Do you 1) maintain that such stable results are very unlikely to happen, or that 2) even if most of people can be calibrated is such way, still it doesn’t justify using them for measuring probabilities?
prase:
We don’t really know, but it could certainly be both, and also it may well be that the same parts of the brain are not equally reliable for all questions they are capable of processing. Therefore, while simple inductive reasoning tells us that consistent accuracy on the same problem can be extrapolated, there is no ground to generalize to other questions, since they may involve different parts of the brain, or the same part functioning in different modes that don’t have the same accuracy.
Unless, of course, we cover all such various parts and modes and obtain some sort of weighted average over them, which I suppose is the point of your thought experiment, of which more below.

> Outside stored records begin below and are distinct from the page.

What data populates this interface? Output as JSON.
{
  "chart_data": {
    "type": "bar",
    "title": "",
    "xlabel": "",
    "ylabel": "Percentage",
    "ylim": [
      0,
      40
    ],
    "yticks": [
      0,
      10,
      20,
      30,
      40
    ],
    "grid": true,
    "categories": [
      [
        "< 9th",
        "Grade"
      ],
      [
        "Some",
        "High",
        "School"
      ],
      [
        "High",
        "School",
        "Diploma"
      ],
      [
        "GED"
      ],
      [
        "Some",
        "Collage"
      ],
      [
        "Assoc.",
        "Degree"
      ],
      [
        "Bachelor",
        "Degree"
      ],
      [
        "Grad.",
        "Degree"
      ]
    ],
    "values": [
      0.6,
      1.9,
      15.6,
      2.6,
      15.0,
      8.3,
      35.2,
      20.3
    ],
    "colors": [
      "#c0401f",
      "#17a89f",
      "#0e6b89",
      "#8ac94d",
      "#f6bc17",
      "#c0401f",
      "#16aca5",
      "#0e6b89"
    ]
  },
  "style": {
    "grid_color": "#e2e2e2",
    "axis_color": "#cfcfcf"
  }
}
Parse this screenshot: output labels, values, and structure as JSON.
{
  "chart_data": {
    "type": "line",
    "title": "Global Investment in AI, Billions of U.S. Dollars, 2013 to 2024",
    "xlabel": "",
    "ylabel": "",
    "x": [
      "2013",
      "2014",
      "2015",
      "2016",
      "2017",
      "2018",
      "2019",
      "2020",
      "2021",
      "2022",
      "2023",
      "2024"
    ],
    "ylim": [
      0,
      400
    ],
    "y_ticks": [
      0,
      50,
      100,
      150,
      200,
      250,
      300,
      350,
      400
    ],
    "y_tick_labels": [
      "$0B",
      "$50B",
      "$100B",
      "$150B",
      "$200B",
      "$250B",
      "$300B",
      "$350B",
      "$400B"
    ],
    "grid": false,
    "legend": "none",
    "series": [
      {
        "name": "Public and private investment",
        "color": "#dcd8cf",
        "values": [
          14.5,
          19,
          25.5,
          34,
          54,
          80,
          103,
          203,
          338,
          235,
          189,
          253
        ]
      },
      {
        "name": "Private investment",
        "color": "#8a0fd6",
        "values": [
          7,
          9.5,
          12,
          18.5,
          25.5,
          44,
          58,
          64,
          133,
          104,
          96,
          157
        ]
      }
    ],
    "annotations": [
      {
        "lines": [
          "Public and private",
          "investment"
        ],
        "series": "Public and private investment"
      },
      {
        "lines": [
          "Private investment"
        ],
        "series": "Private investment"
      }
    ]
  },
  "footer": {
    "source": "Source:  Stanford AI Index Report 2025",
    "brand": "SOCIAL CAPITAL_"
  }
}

If the set of questions remains representative—in the sense of querying the same brain processes with the same frequency—the results could turn out to be fairly stable. This could conceivably be achieved by large and wide-ranging sets of questions. (I wonder if someone has actually done such experiments?)
However, the result could be replicated only if the same person is again asked similar large sets of questions that are representative with regards to the frequencies with which they query different brain processes. Relative to that reference class, it clearly makes sense to attach probabilities to answers, so, yes, here we would have another counterexample for my original claim, for another peculiar meaning of probabilities.
The trouble is that these probabilities would be useless for any purpose that doesn’t involve another similar representative set of questions. In particular, sets of questions about some particular topic that is not representative would presumably not replicate them, and thus they would be a very bad guide for betting that is limited to some particular topic (as it nearly always is). Thus, this seems like an interesting theoretical exercise, but not a way to obtain practically useful numbers.
(I should add that I never thought about this scenario before, so my reasoning here might be wrong.)
If there are any experimental psychologist reading this, maybe they can organise the experiment. I am curious whether people indeed can be calibrated on general questions.